Şüphelilerin 1’inci derece deprem bölgesi olan İzmir‘de mevzuata, deprem yönetmeliğine, İmar Kanunu’nda yüklenen sorumluluklara aykırı davrandıkları, kendilerine yüklenen dikkat ve özen yükümlülüğünü yerine getirmedikleri ve bu eylemleri ile Yağcıoğlu Apartmanı’nın yıkılmasına neden oldukları, ‘bilinçli taksirle birden fazla insanın ölümüne ve yaralanmasına neden olma’ suçunu işledikleri, depremlerin değil, binaların kanuna, yönetmeliğe, bilimsel gerçekliklere uygun olarak yapılmamasının vatandaşlarımızın ölümlerine ve yaralanmasına neden olduğu anlaşılmıştır.”
AYRI AYRI 22,5 YILA KADAR HAPİS CEZASI İSTENDİ
İddianamede, Yağcıoğlu Apartmanı’nın müteahhidi Şerafettin Ağar ile fenni mesulü Orhan Ayber hakkında ‘bilinçli taksirle birden fazla kişinin ölümüne ve yaralanmasına neden olmak’ suçundan ayrı ayrı 22,5 yıl hapis cezası istendi.

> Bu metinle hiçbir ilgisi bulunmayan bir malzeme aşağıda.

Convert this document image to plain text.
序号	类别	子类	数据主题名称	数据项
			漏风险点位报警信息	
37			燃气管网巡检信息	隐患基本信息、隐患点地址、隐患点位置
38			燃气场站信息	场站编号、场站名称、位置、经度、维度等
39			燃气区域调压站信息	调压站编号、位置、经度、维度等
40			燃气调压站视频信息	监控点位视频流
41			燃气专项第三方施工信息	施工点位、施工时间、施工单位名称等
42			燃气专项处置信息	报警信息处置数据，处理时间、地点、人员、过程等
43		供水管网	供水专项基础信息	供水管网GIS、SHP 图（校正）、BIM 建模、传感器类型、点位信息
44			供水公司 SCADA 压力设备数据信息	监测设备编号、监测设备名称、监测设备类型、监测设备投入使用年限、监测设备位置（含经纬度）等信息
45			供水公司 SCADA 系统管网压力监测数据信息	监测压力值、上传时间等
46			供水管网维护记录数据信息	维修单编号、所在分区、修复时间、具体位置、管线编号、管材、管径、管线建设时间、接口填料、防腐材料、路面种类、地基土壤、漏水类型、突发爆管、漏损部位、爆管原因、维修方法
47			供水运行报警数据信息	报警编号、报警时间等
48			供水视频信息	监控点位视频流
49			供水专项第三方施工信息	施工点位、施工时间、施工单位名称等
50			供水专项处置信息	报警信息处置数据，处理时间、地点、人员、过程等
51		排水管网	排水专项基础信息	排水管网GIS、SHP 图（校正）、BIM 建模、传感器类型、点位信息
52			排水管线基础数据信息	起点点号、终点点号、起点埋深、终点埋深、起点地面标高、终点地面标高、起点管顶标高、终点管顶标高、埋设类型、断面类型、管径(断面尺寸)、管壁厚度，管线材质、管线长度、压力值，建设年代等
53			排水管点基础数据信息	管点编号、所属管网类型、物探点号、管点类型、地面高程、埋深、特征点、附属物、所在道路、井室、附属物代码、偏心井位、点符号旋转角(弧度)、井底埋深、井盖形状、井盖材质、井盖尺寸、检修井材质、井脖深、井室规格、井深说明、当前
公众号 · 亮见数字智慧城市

Ayrıca bina inşaatı sürveyanı Ahmet A.’nın henüz yakalanamadığı, binada yapılan tadilatın sürveyanı Adnan A.’nın ise hayatını kaybettiğinin belirlendiği kaydedilen iddianamede, kamu görevlilerine ilişkin dosyanın ise 4483 sayılı ‘Memurlar ve Diğer Kamu Görevlilerinin Yargılanması Hakkında Kanun’ kapsamında ayrılarak Memur Suçları Soruşturma Bürosu’na gönderildiği belirtildi.
Tutuklu sanıklar Orhan Ayber ve Şerafettin Ağar, bugün 11’inci Ağır Ceza Mahkemesi’nde hakim karşısına çıkacak.
İzmir’de, geçen yıl 30 Ekim’de meydana gelen 6.6’lık depremde 11 kişinin yaşamını yitirdiği Yağcıoğlu Apartmanı’nın fenni mesulü Orhan Ayber (80) ve tutuklu müteahhit Şerafettin Ağar’ın (71) ‘bilinçli taksirle birden fazla kişinin ölümüne ve yaralanmasına neden olmak’ suçundan yargılanmalarına başlandı. Sanık Ağar, yaptığı savunmasında, üzerine atılı suçlamayı kabul etmedi, kolon kesildiği için binanın yıkıldığını öne sürdü.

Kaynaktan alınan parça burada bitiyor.